Trees benefit urban environments in a variety of ways.
In addition to improving the visual appeal of an area, trees help absorb traffic noise in urban areas by up to 40 percent, can cool neighborhoods by up to nine degrees, help mitigate the effects of climate change and can play a role in improving mental and physical health.
And when they see that the town cares, Lancellotta added, it’s likely that residents will be inspired to do some planting on their own properties.
With assistance from the state Department of Environmental Management (RIDEM) Division of Forest Environment, the Jaycees have worked alongside the town, including the public works and parks and recreation departments, to maintain West Warwick’s status as a Tree City USA community.
The town has to apply each year for recertification.
To qualify for the designation, a community must meet four standards: it must maintain a tree board or department; have a community tree ordinance; spend at least $2 per capita on urban forestry; and celebrate Arbor Day.
Every spring for some 25 years now, the Jaycees have recognized Earth Day and Arbor Day during an Ecology Day ceremony at the Jaycee Corridor and Arboretum in Riverpoint Park. In a celebration of trees and the natural world, volunteers come together to clean up the park, plant flowers and enjoy the outdoors.
The town council awards a citation to the Jaycees annually in recognition of that event, which then gets submitted to the Arbor Day Foundation as part of recertification.
West Warwick adopted its tree ordinance, which among other things regulates the protection, maintenance, removal and planting of trees, in 1999.
Nicknamed the “Jaycee Green Law” for the organization’s efforts to bring it to fruition, Lancellotta said, the ordinance was adopted thanks to cooperation by local officials and help from the RIDEM Division of Forest Environment.
“That was a big effort,” he recalled, “but the town was willing to do it.”
As for the spending standard, with a population of around 30,000, West Warwick needs to allocate approximately $60,000 each year toward forestry efforts.
Anything that the town’s Public Works Department, which functions as its tree department, does related to tree care counts toward that, Lancellotta said — picking up yard waste can even be counted toward meeting the requirement.
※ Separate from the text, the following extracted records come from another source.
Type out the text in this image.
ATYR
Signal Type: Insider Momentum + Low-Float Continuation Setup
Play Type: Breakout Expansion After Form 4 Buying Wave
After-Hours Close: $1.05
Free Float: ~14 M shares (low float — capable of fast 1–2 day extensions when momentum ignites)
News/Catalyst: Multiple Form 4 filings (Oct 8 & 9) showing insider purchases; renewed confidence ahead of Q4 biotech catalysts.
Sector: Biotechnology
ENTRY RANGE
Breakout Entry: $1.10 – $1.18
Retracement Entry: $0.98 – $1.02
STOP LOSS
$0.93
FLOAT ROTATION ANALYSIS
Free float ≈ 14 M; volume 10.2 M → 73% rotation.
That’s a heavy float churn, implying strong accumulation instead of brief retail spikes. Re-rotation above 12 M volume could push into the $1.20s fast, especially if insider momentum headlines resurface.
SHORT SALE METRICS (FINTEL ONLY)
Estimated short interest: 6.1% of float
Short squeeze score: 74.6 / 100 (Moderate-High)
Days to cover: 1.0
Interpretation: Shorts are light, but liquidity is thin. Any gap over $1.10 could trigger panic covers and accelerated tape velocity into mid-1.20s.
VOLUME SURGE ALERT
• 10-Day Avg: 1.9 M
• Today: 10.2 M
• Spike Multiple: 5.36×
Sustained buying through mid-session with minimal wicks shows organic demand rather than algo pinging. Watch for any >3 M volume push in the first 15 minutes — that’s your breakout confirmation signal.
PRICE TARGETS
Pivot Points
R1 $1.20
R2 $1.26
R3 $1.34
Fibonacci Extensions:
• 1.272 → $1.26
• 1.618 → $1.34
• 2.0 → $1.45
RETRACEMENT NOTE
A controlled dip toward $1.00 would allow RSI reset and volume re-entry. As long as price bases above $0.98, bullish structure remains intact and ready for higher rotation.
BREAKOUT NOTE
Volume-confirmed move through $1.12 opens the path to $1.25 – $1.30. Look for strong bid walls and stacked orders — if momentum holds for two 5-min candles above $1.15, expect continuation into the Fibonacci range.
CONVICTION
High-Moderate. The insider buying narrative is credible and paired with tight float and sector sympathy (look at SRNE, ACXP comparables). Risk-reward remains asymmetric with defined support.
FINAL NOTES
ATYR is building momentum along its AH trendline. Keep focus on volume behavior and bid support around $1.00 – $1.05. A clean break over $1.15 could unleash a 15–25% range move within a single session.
During a meeting earlier this month, the West Warwick Town Council recognized the Jaycees for the group’s unwavering dedication to the town and to this cause.
“Let me start off by saying thank you for everything you do for West Warwick,” David Gosselin, town council president, said as he prepared to present the Jaycees with a proclamation celebrating two decades as a Tree City USA community.
The proclamation also lauds the organization for its ongoing management of its corridor and arboretum, and for advocating for the rehabilitation of the Sen. Donald E. Roch Riverwalk, which “has become a statewide attraction of horticultural excellence over the past decade.”